Saeed connected with St. Joseph’s Health Centre (St. Joe’s) in Toronto, where Foundation staff enthusiastically accepted the support. They explained pediatric patients, seniors, and families have needs that are real, persistent, and sometimes invisible. 

Healing the body and the soul

Unlike many health-related clubs, LLP doesn’t focus on medical volunteering or academic support. Their mission is emotional care — to dismantle the idea that hospitals are scary places for kids, and to remind students that creativity is a form of caregiving too. 

Three people stand inside a hospital, holding white paper bags.
Zainab Saeed delivers “WonderPacks” to St. Joseph’s Health Centre.

Because while clinicians treat illness, Saeed says, “their job is to deliver care — not necessarily to make the space feel less frightening.” That’s where LLP steps in, she says. LLP members illustrate stickers, handwritten cards and colouring booklet, and then assemble “WonderPacks” filled the items, which Saeed currently drives to the Toronto-based hospital to deliver.  

The items, simple as they are, have been a hit. Staff tell Saeed that the kids love them, especially when parents can’t stay long, and something to hold, colour, or read helps pass the time with a bit more comfort. 

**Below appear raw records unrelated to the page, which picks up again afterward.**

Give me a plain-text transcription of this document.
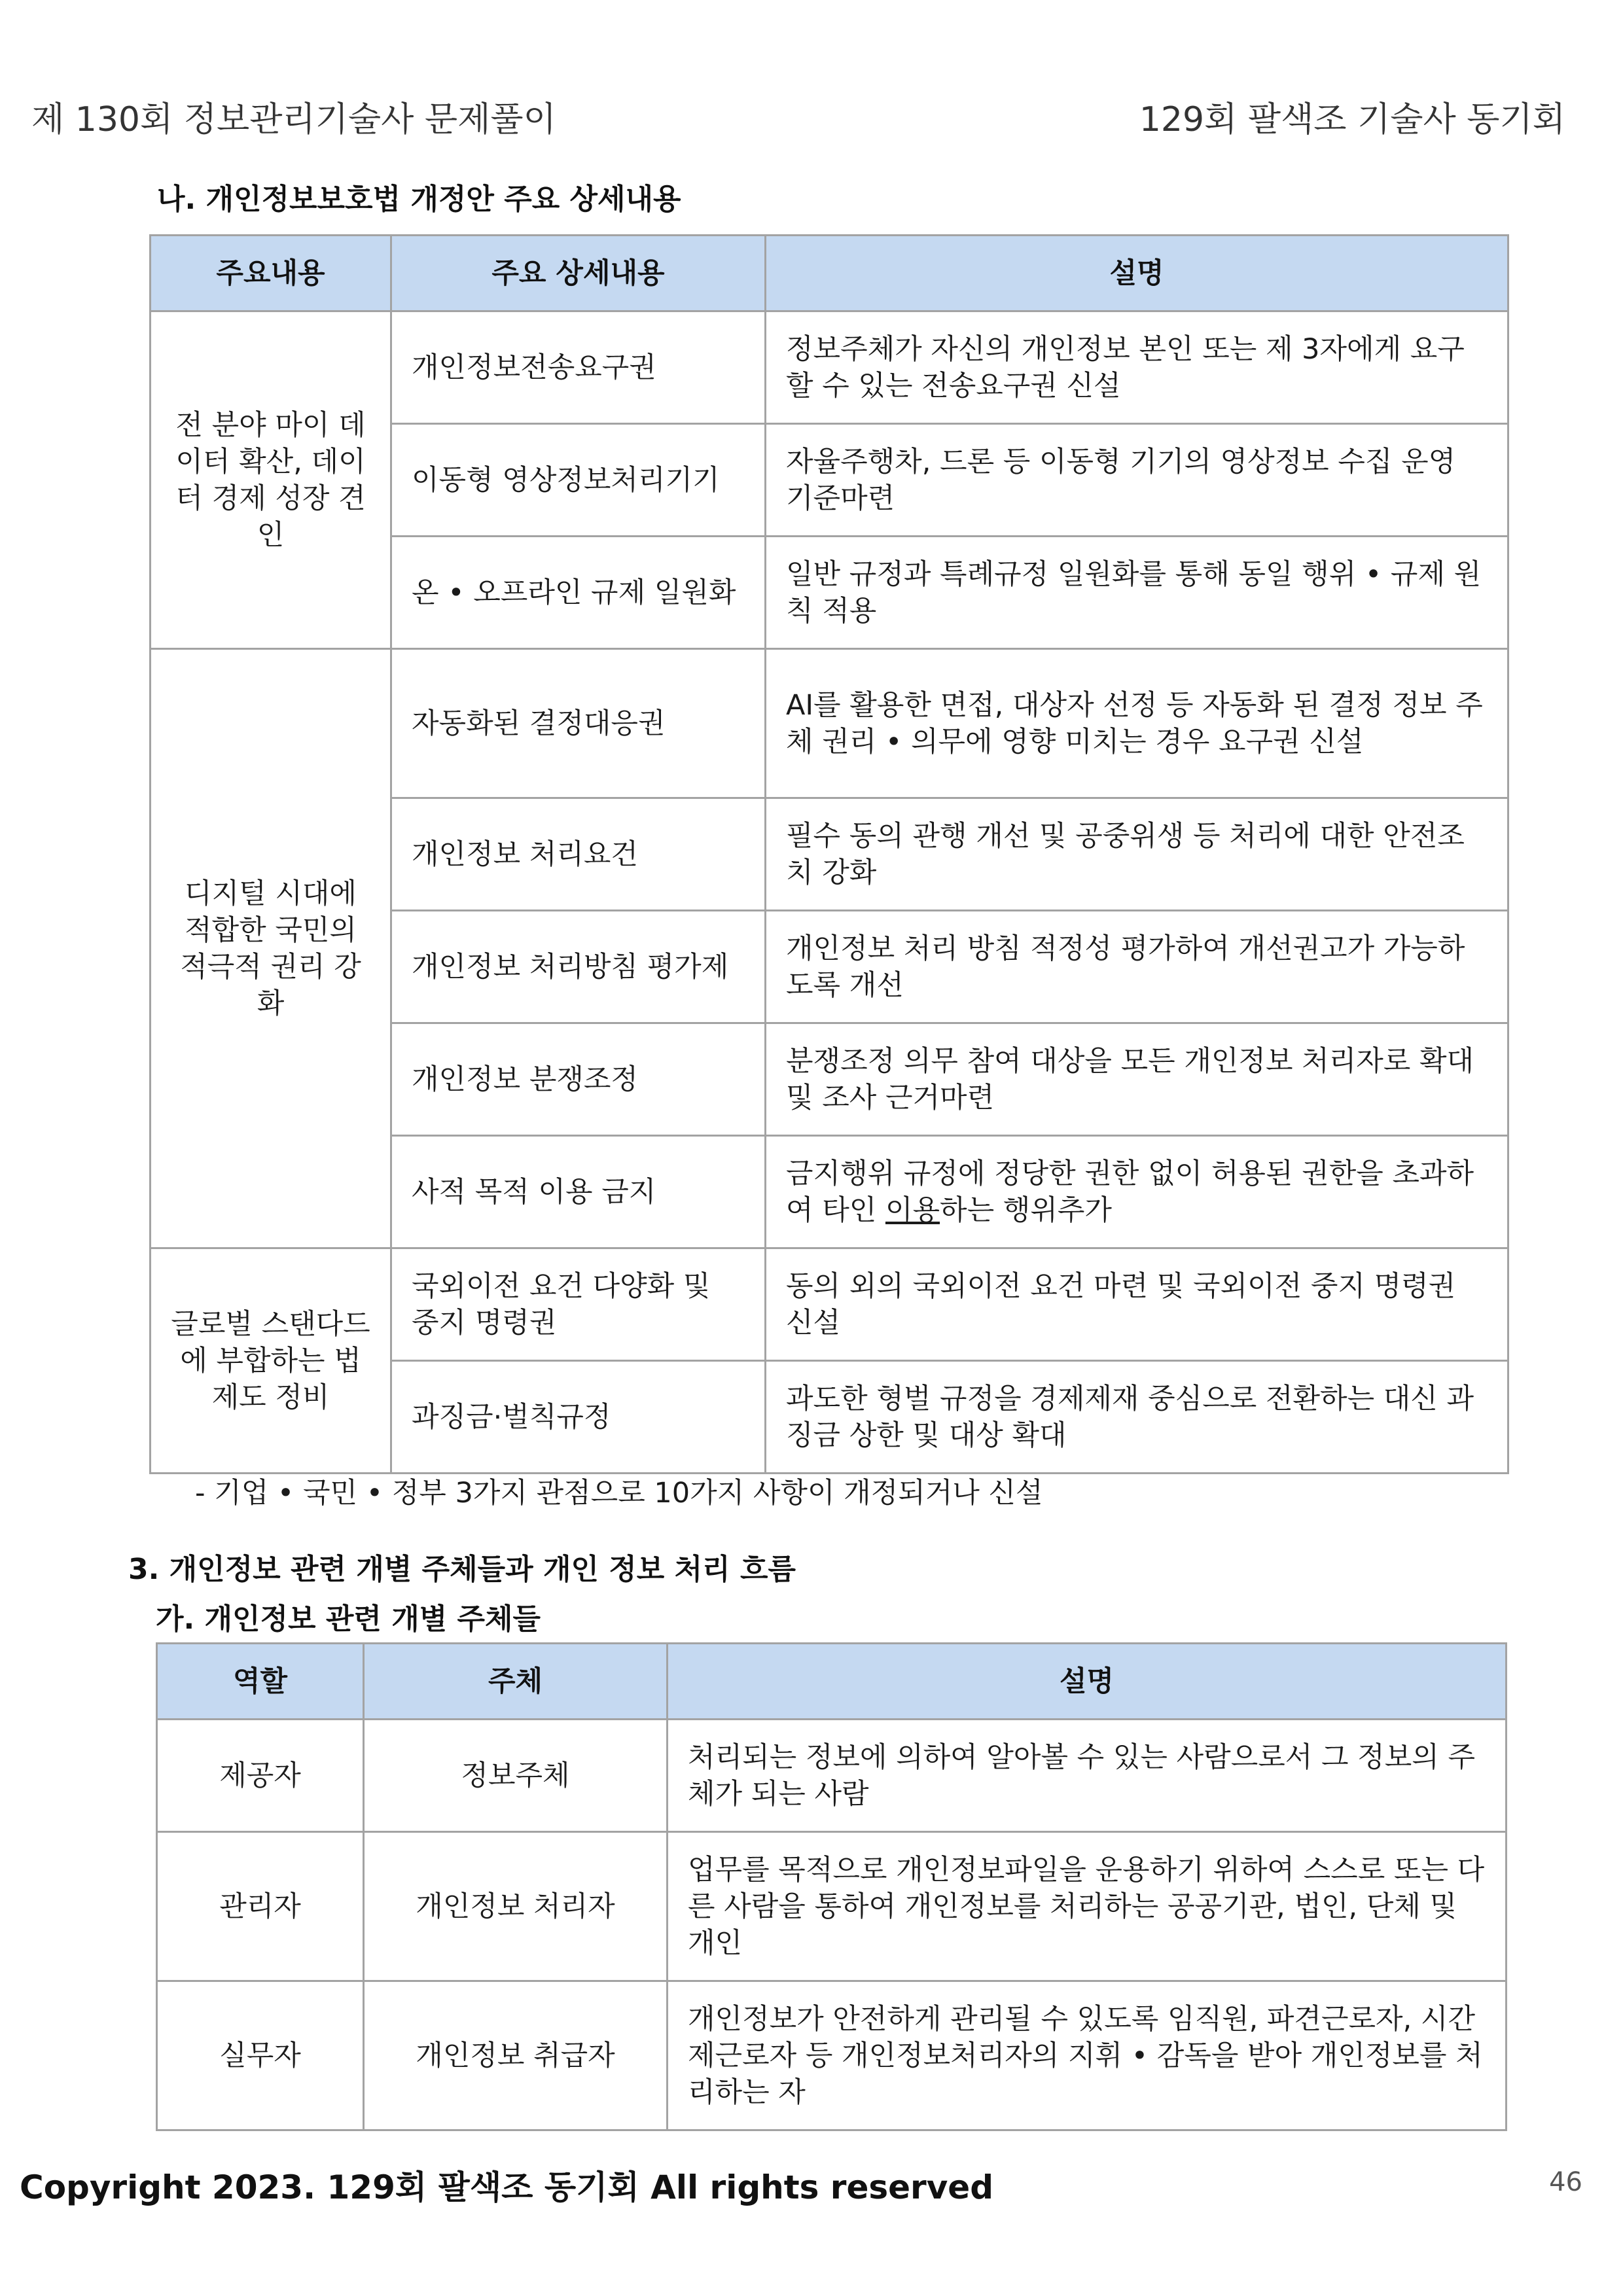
제 130회 정보관리기술사 문제풀이	129회 팔색조 기술사 동기회
나. 개인정보보호법 개정안 주요 상세내용
주요내용	주요 상세내용	설명
전 분야 마이 데이터 확산, 데이터 경제 성장 견인	개인정보전송요구권	정보주체가 자신의 개인정보 본인 또는 제 3자에게 요구 할 수 있는 전송요구권 신설
	이동형 영상정보처리기기	자율주행차, 드론 등 이동형 기기의 영상정보 수집 운영 기준마련
	온 • 오프라인 규제 일원화	일반 규정과 특례규정 일원화를 통해 동일 행위 • 규제 원칙 적용
디지털 시대에 적합한 국민의 적극적 권리 강화	자동화된 결정대응권	AI를 활용한 면접, 대상자 선정 등 자동화 된 결정 정보 주체 권리 • 의무에 영향 미치는 경우 요구권 신설
	개인정보 처리요건	필수 동의 관행 개선 및 공중위생 등 처리에 대한 안전조치 강화
	개인정보 처리방침 평가제	개인정보 처리 방침 적정성 평가하여 개선권고가 가능하도록 개선
	개인정보 분쟁조정	분쟁조정 의무 참여 대상을 모든 개인정보 처리자로 확대 및 조사 근거마련
	사적 목적 이용 금지	금지행위 규정에 정당한 권한 없이 허용된 권한을 초과하여 타인 이용하는 행위추가
글로벌 스탠다드에 부합하는 법제도 정비	국외이전 요건 다양화 및 중지 명령권	동의 외의 국외이전 요건 마련 및 국외이전 중지 명령권 신설
	과징금·벌칙규정	과도한 형벌 규정을 경제제재 중심으로 전환하는 대신 과징금 상한 및 대상 확대
- 기업 • 국민 • 정부 3가지 관점으로 10가지 사항이 개정되거나 신설
3. 개인정보 관련 개별 주체들과 개인 정보 처리 흐름
가. 개인정보 관련 개별 주체들
역할	주체	설명
제공자	정보주체	처리되는 정보에 의하여 알아볼 수 있는 사람으로서 그 정보의 주체가 되는 사람
관리자	개인정보 처리자	업무를 목적으로 개인정보파일을 운용하기 위하여 스스로 또는 다른 사람을 통하여 개인정보를 처리하는 공공기관, 법인, 단체 및 개인
실무자	개인정보 취급자	개인정보가 안전하게 관리될 수 있도록 임직원, 파견근로자, 시간제근로자 등 개인정보처리자의 지휘 • 감독을 받아 개인정보를 처리하는 자
Copyright 2023. 129회 팔색조 동기회 All rights reserved	46
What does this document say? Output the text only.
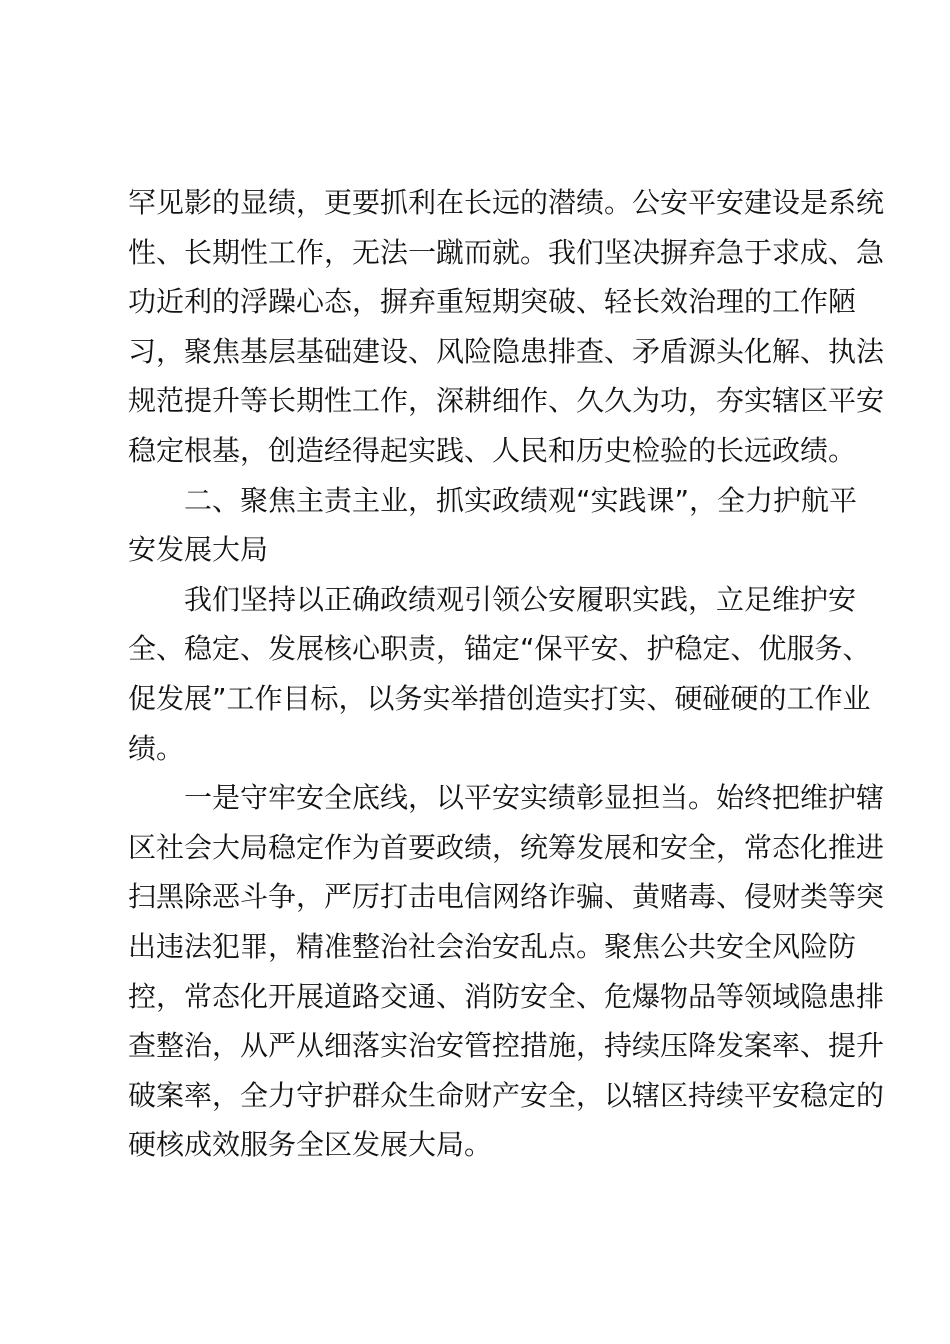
罕见影的显绩，更要抓利在长远的潜绩。公安平安建设是系统
性、长期性工作，无法一蹴而就。我们坚决摒弃急于求成、急
功近利的浮躁心态，摒弃重短期突破、轻长效治理的工作陋
习，聚焦基层基础建设、风险隐患排查、矛盾源头化解、执法
规范提升等长期性工作，深耕细作、久久为功，夯实辖区平安
稳定根基，创造经得起实践、人民和历史检验的长远政绩。
二、聚焦主责主业，抓实政绩观“实践课”，全力护航平
安发展大局
我们坚持以正确政绩观引领公安履职实践，立足维护安
全、稳定、发展核心职责，锚定“保平安、护稳定、优服务、
促发展”工作目标，以务实举措创造实打实、硬碰硬的工作业
绩。
一是守牢安全底线，以平安实绩彰显担当。始终把维护辖
区社会大局稳定作为首要政绩，统筹发展和安全，常态化推进
扫黑除恶斗争，严厉打击电信网络诈骗、黄赌毒、侵财类等突
出违法犯罪，精准整治社会治安乱点。聚焦公共安全风险防
控，常态化开展道路交通、消防安全、危爆物品等领域隐患排
查整治，从严从细落实治安管控措施，持续压降发案率、提升
破案率，全力守护群众生命财产安全，以辖区持续平安稳定的
硬核成效服务全区发展大局。
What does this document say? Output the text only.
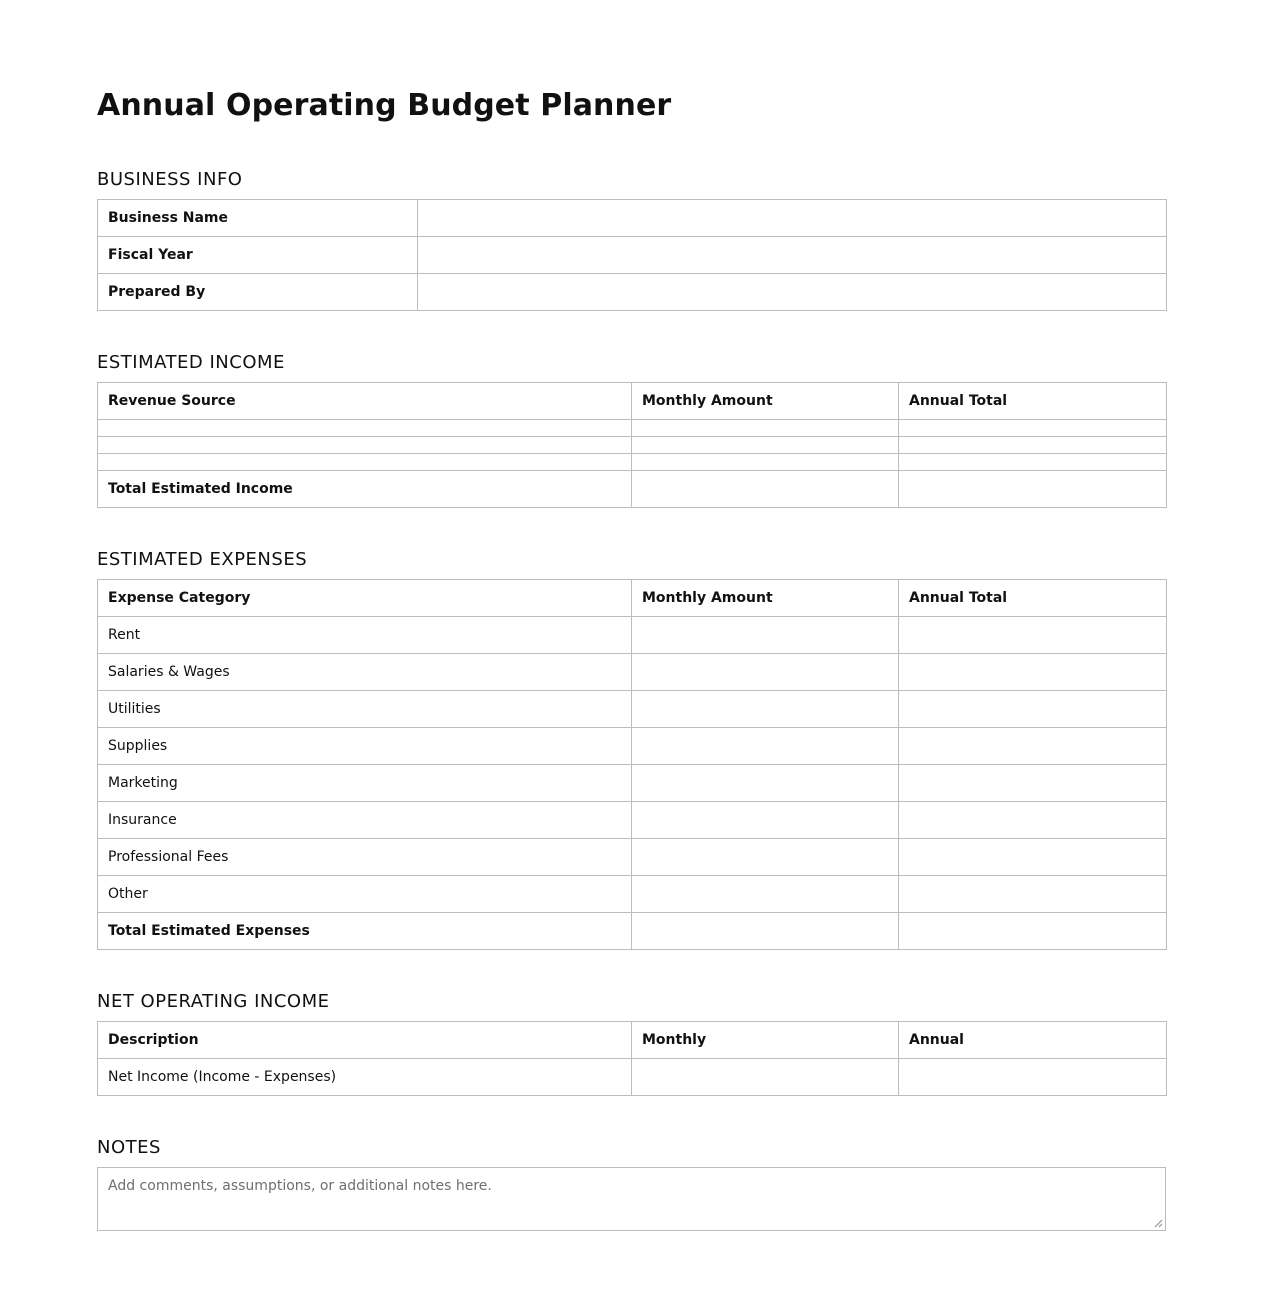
Annual Operating Budget Planner
BUSINESS INFO
Business Name	
Fiscal Year	
Prepared By	
ESTIMATED INCOME
Revenue Source	Monthly Amount	Annual Total

Total Estimated Income		
ESTIMATED EXPENSES
Expense Category	Monthly Amount	Annual Total
Rent		
Salaries & Wages		
Utilities		
Supplies		
Marketing		
Insurance		
Professional Fees		
Other		
Total Estimated Expenses		
NET OPERATING INCOME
Description	Monthly	Annual
Net Income (Income - Expenses)		
NOTES
Add comments, assumptions, or additional notes here.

But LLP does something equally powerful for the McMaster students who participate. The act of illustrating, crafting, or writing becomes restorative. A reminder that care isn’t only clinical, that humanities matter and that art can be an antidote to burnout. 

“The culture for students with ambitions to go to medical school can be so competitive and intense,” she says. “Sometimes we just need a break – to breathe, to create, to feel like people again.” 

In this way, LLP mirrors the very foundation of the IRH program: healing is not solely physical. It is emotional, relational, and profoundly human. 

“Zainab is an example of the exceptional students we have in our Integrated Rehabilitation and Humanities program – thoughtful, caring, and curious – all key ingredients for the next generation of health-related professionals,” says Professor Brenda Vrkljan, director of the IRH program. 

The growth of LLP and what’s to come

When Saeed started LLP, she imagined a small group — “close-knit, just a few of us.” But as needs grew, so did the team. 

Today, they have illustrators, social media leads, operations coordinators, fundraisers, and students eager to help however they can. The group’s Instagram following quickly passed 1,300. In their first year, they delivered 50 WonderPacks, raised $300 for the NICU, and made many new connections, including across campus.  

Two people sit on a bench, holding up magazines.

“The team has become so important to me,” she says. “I truly couldn’t have done this without them, and their support has been invaluable.” Their next goal is to fundraise to create kits full of essential items for parents whose newborns are in the NICU.    

“Our main focus is really to help the kids, but we know that parents could use things like socks and chargers, and that’s how we want to help next.” 

Long-term, Saeed hopes to study medicine, with an eye on surgery – likely cardiac, possibly neurosurgery, though she laughs that pediatrics keeps sneaking into her orbit no matter how much she resists predicting her path. 

“I know I want a career with constant motion.” 

Whether she becomes a surgeon, a pediatric specialist, or something she hasn’t yet imagined, LLP has already shaped her understanding of care in ways a textbook can’t. Delivering donations, meeting hospital teams, seeing the impact firsthand – that’s the light that seems to be leading her exactly where she’s meant to go.